Çevreci ve Yerel Besiciler Derneği Başkanı Todor Georgiev, basın mensuplarına yaptığı açıklamada, deneyimini çobanlık mesleğini küçümsemeyen yeni nesillere aktarmak istediğini söyledi.
Yaz döneminde süren kurslara katılanların hepsinin başarı ile eğitimini tamamladıklarına ve çobanlık mesleğine sevgiyle sarıldıklarına işaret eden Georgiev, “Bu akademide geleceğin çobanının vizyonunu oluşturmaya çalışıyoruz. Bir tarım ülkesi olan Bulgaristan’da halkın yüzde 60-70’i zaten kuşaklar öncesi yaşamış çobanların torunlarıdır” dedi.
Georgiev, Bulgaristan’da 100 yıl öncesine kadar çobanlığın iyi gelir sağlayan, en prestijli uğraş ve mesleklerden biri olduğunu anımsatarak, “Bir iş danışmanı olarak böyle bir eğitimin nitelikli olarak verilmesinin yararlı olacağını düşündüm.
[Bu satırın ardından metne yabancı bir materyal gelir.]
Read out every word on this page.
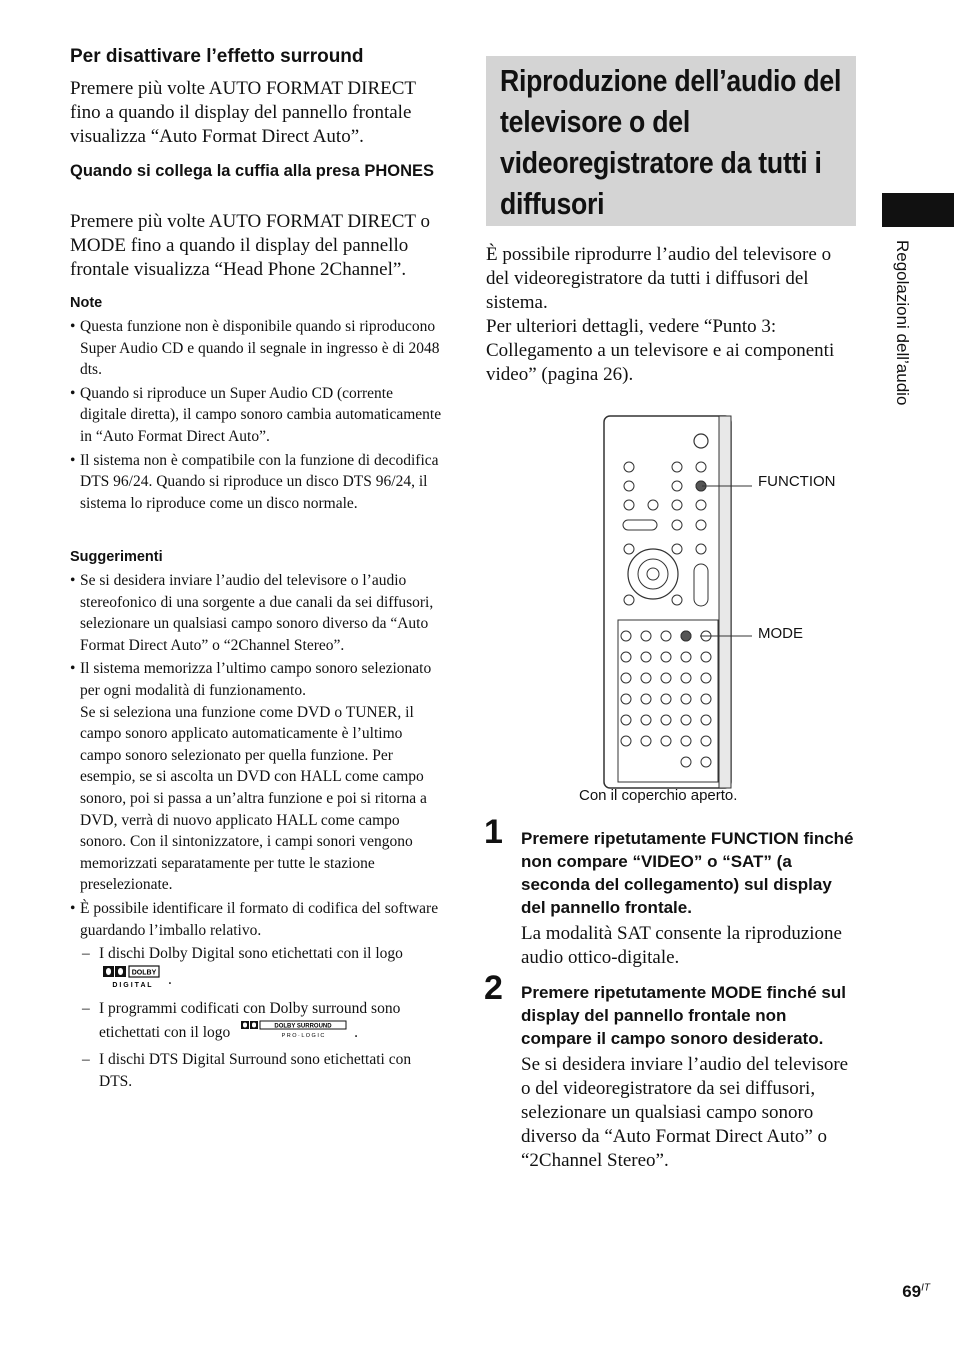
Per disattivare l’effetto surround
Premere più volte AUTO FORMAT DIRECT fino a quando il display del pannello frontale visualizza “Auto Format Direct Auto”.
Quando si collega la cuffia alla presa PHONES
Premere più volte AUTO FORMAT DIRECT o MODE fino a quando il display del pannello frontale visualizza “Head Phone 2Channel”.
Note
• Questa funzione non è disponibile quando si riproducono Super Audio CD e quando il segnale in ingresso è di 2048 dts.
• Quando si riproduce un Super Audio CD (corrente digitale diretta), il campo sonoro cambia automaticamente in “Auto Format Direct Auto”.
• Il sistema non è compatibile con la funzione di decodifica DTS 96/24. Quando si riproduce un disco DTS 96/24, il sistema lo riproduce come un disco normale.
Suggerimenti
• Se si desidera inviare l’audio del televisore o l’audio stereofonico di una sorgente a due canali da sei diffusori, selezionare un qualsiasi campo sonoro diverso da “Auto Format Direct Auto” o “2Channel Stereo”.
• Il sistema memorizza l’ultimo campo sonoro selezionato per ogni modalità di funzionamento.
Se si seleziona una funzione come DVD o TUNER, il campo sonoro applicato automaticamente è l’ultimo campo sonoro selezionato per quella funzione. Per esempio, se si ascolta un DVD con HALL come campo sonoro, poi si passa a un’altra funzione e poi si ritorna a DVD, verrà di nuovo applicato HALL come campo sonoro. Con il sintonizzatore, i campi sonori vengono memorizzati separatamente per tutte le stazione preselezionate.
• È possibile identificare il formato di codifica del software guardando l’imballo relativo.
– I dischi Dolby Digital sono etichettati con il logo

DOLBY
D I G I T A L .
– I programmi codificati con Dolby surround sono etichettati con il logo	DOLBY SURROUND
P R O · L O G I C .
– I dischi DTS Digital Surround sono etichettati con DTS.
Riproduzione dell’audio del televisore o del videoregistratore da tutti i diffusori
Regolazioni dell’audio
È possibile riprodurre l’audio del televisore o del videoregistratore da tutti i diffusori del sistema.
Per ulteriori dettagli, vedere “Punto 3: Collegamento a un televisore e ai componenti video” (pagina 26).
FUNCTION
MODE
Con il coperchio aperto.
1 Premere ripetutamente FUNCTION finché non compare “VIDEO” o “SAT” (a seconda del collegamento) sul display del pannello frontale.
La modalità SAT consente la riproduzione audio ottico-digitale.
2 Premere ripetutamente MODE finché sul display del pannello frontale non compare il campo sonoro desiderato.
Se si desidera inviare l’audio del televisore o del videoregistratore da sei diffusori, selezionare un qualsiasi campo sonoro diverso da “Auto Format Direct Auto” o “2Channel Stereo”.
$69^{IT}$
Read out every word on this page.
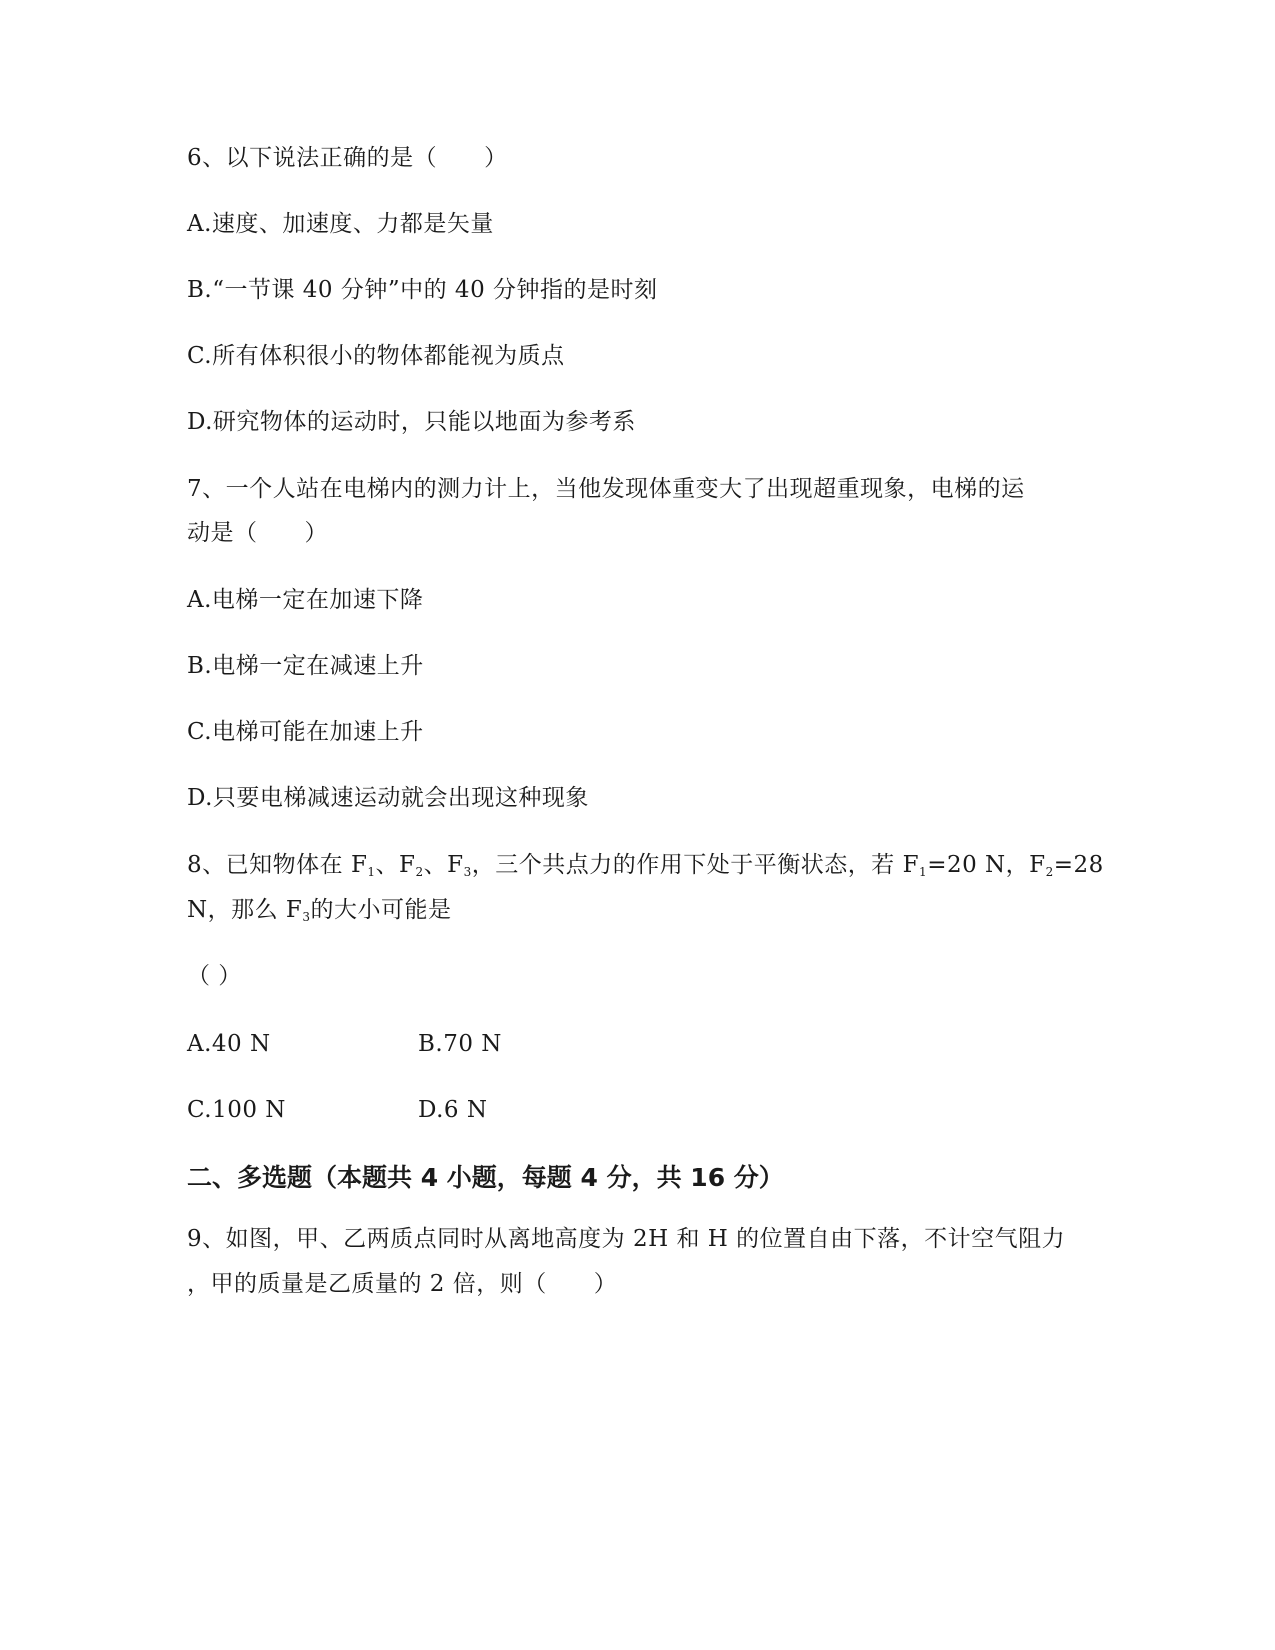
6、以下说法正确的是（　　）
A.速度、加速度、力都是矢量
B.“一节课 40 分钟”中的 40 分钟指的是时刻
C.所有体积很小的物体都能视为质点
D.研究物体的运动时，只能以地面为参考系
7、一个人站在电梯内的测力计上，当他发现体重变大了出现超重现象，电梯的运
动是（　　）
A.电梯一定在加速下降
B.电梯一定在减速上升
C.电梯可能在加速上升
D.只要电梯减速运动就会出现这种现象
8、已知物体在 $F_1$、$F_2$、$F_3$，三个共点力的作用下处于平衡状态，若 $F_1=20$ N，$F_2=28$
N，那么 $F_3$的大小可能是
（ ）
A.40 N	B.70 N
C.100 N	D.6 N
二、多选题（本题共 4 小题，每题 4 分，共 16 分）
9、如图，甲、乙两质点同时从离地高度为 2H 和 H 的位置自由下落，不计空气阻力
，甲的质量是乙质量的 2 倍，则（　　）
Biz 10 yıl sonrasının iyi gelir sahibi çobanının yetiştirilmesine doğru giden kapsamlı bir projenin ilk adımlarını atıyoruz” diye konuştu.
“ÇOBAN DEYİP GEÇMEYİN”
Toplumun kafasında “çoban” denilince sürünün arkasında bağıran, neredeyse başıboş gezen insanların imajının canlandığını belirten Georgiev, “Çoban deyip geçmeyin. Neredeyse hakaret olarak kullanılan bu sözün arkasında aslında çok geniş bilgi sahibi profesyonel bir kişi yer alıyor” ifadesini kullandı.
Georgiev, bir çobanın aynı zamanda çevreci, veteriner, inşaatçı, bitki ve besin uzmanı ve meteorolog olması gerektiğini, ilk öğrenci grubunda da bilgisayar uzmanları, başarılı inşaat şirketlerinin sahipleri, sağlık personeli ve prestijli birçok mesleğin temsilcilerinin yer aldığını dile getirdi.
Eğitimin başında süt sağmak ve basit aletlerle koyun ağılı yapımının öğretildiğini anlatan Georgiev, kışın düzenlenecek ikinci dönemin çok daha zor olacağını aktardı.
Georgiev, Pirin Dağı’nın 2 bin metre yüksekliğinde yokuşlarında kurulan ağıllarda çalışmanın zor olduğunun altını çizerek, “Dağda kurtlar ve ayılar da var, iklim serttir. Bu koşullarda görülecek eğitim unutulmaz bir deneyim sayılır” diye konuştu.